Clinical History
A 4 year old Golden retriever presented to the referring veterinarian for a one day history of collapsing episodes. No health problems were reported by the owner prior these episodes. The owner did report that the dog may have been slowing down and possibly weaker over the past few months, but it had also gained 15 pounds. As far as could be determined there was no exposure to toxins, vaccination status was up to date, and it received regular heartworm prevention. The dog was playing in the owner’s yard when it suddenly started running in a circle (Go to video 1), collapsed, and could not rise. Shortly after this, it was again able to walk, and then suddenly started circling in the other direction (Go to video 2), collapsed again and was unable to walk without support. The dog was then taken to the referring veterinarian where it was treated with intravenous diazepam for suspected “seizure” activity, then transferred to the Veterinary Teaching Hospital emergency service at LSU.
Physical Examination
On presentation the dog was not able to walk by itself and appeared weak when supported. A tremor was observed in the left thoracic limb. All vital parameters were within the normal limits with the dog fully responsive and mentally appropriate. Body condition score was estimated at 8/9. Neurologic examination revealed a normal mental status and cranial nerves, normal papillary light reflexes and normal proprioception and placing. Spinal reflexes were weak to absent. No spinal or neck pain was detected. A neuromuscular disorder was suspected.
Emergency Diagnostics
Arterial blood gas analysis: No abnormalities CBC: No abnormalities
Chemistry Panel: AST 367 U/L (reference 2-38), CK >2000 U/L (reference 67-200) Coagulation Panel: PT and PTT within the reference range Thoracic and abdominal radiographs: No significant abnormalities
Further Physical Examination
The dog was hospitalized and monitored in ICU for “seizure” activity without any episodes.

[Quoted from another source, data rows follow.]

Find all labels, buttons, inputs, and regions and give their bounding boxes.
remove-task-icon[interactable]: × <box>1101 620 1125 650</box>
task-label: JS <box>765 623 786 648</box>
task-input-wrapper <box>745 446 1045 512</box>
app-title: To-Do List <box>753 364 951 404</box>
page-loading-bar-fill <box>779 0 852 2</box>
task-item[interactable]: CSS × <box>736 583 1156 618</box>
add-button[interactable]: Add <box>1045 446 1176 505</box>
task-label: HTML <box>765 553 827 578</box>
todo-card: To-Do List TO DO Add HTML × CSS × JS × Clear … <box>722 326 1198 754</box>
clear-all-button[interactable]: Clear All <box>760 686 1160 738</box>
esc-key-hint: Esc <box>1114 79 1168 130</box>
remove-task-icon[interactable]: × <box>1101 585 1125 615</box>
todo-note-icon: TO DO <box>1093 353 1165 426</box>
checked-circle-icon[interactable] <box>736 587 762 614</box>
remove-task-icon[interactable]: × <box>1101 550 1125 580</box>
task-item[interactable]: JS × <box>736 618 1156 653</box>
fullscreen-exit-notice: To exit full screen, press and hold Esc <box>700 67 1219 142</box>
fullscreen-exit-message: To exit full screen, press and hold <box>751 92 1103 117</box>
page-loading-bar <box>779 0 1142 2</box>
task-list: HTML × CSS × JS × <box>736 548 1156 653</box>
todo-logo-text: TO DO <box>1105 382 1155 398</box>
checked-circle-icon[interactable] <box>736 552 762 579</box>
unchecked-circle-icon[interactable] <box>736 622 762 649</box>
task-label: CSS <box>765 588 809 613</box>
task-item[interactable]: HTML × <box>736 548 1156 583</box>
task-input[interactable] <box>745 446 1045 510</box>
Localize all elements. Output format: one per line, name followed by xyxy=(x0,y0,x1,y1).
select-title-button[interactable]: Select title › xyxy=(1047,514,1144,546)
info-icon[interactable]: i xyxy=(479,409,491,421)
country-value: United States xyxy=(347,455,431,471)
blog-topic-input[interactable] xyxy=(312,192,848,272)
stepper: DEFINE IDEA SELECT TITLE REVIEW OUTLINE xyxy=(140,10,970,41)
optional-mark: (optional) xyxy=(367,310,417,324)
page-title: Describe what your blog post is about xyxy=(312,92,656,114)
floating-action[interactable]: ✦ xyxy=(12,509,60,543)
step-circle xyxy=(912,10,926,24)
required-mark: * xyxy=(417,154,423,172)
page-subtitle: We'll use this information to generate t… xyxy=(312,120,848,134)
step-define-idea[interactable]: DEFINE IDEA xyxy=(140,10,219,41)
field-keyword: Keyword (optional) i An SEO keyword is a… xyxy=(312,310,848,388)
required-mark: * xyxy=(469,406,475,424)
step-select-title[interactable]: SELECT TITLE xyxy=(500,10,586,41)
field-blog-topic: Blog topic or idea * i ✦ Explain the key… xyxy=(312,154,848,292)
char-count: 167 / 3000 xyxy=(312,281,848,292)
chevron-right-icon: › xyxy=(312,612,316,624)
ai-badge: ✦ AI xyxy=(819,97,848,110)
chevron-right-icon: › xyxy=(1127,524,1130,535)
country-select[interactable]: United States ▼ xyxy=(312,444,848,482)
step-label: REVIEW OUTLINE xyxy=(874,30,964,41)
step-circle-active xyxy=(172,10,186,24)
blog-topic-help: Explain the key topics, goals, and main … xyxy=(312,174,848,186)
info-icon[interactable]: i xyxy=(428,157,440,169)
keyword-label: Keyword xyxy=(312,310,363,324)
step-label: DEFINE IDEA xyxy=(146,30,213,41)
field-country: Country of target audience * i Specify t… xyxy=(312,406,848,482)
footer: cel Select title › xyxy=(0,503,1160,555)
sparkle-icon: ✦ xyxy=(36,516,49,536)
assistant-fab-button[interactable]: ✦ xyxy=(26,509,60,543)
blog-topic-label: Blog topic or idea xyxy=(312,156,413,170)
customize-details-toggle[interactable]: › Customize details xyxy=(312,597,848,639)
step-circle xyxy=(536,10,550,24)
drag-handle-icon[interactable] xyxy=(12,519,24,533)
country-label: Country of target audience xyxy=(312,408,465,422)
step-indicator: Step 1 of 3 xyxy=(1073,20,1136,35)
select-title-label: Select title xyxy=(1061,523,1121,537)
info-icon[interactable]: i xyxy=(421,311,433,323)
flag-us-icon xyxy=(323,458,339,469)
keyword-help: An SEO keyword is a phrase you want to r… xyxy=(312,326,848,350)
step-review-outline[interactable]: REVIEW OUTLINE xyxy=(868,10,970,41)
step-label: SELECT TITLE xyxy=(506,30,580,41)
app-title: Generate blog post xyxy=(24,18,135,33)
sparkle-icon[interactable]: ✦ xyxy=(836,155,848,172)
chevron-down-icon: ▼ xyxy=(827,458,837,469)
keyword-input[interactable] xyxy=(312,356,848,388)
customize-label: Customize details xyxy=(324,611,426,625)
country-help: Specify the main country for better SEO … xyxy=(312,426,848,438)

Treatment was limited to fluid therapy to prevent dehydration. The following morning the dog was bright, alert and responsive with a normal physical examination. It was able to rise with no obvious gait abnormalities. However, during a 20 minute walk, the dog became progressively slower and then collapsed, and was unable to rise. Discomfort was detected on manual palpation of the muscles, and when the joints were flexed and extended. Patellar reflexes were absent bilaterally and withdrawal reflex was weak in all limbs.
Diagnostic Testing
Muscle enzymes after exercise and collapse: AST 466 U/L, CK 11,163 U/L Thyroid panel: Did not support hypothyroidism Antibody titers for infectious disease: Negative for Neospora caninum, Toxoplasma gondii, Babesia canis, Rickettsia rickettsii and Borrelia burgdorferi. The antibody titer for Ehrlichia canis was positive at 1:160 Acetylcholine receptor antibody titer: within the reference range EMG: Spontaneous activity consistent with muscle disease
Muscle and Nerve biopsies: Biopsies were collected under general anesthesia from the triceps, cranial tibial, biceps femoris and extensor carpi radialis muscles. Myonecrosis (see below, H&E stain) was present in all muscles. Infiltrating cells were predominantly macrophages and were in appropriate numbers for the degree of muscle degeneration. No organisms were observed. A biopsy from the common peroneal nerve was normal.
Diagnosis and Treatment
A necrotizing myopathy of undetermined origin was diagnosed. On day 2 following presentation, treatment was initiated with L-thyroxin, clindamycin and tramadol. L-thyroxin was discontinued on day 7 after the results of the thyroid panel were received. Tramadol and clindamycin were discontinued on day 8 following receipt of the negative antibody titers for infectious diseases. Doxycycline was initiated, as the antibody titer for Ehrlichia canis was positive, and continued for 4 weeks.
Outcome
Recovery was complete within a few days. Due to the request of the owner, the dog remained hospitalized for 10 days receiving physical and neurological examinations twice daily. On days 7-9, leash walks were initiated, and even after walking and running for 30 minutes, no episodes of collapse or weakness occurred. Myalgia was not detected. The CK returned to the reference range. Eight weeks after discharge the dog was still asymptomatic. While the cause of the acute myopathy was not determined, toxic exposure or reaction to an inset bite were discussed as possibilities. Ehrlichia canis infection was deemed unlikely as the cause of the myopathy, however treatment with doxycycline was given for 4 weeks. A repeat thyroid panel and gradual weight loss was recommended to the owners.
For a review of necrotizing myopathies and possible causes see Shelton GD. Rhabdomyolysis, myoglobinuria, and necrotizing myopathies. Vet Clin North Am Small Anim Pract 2004;34:1469-1482.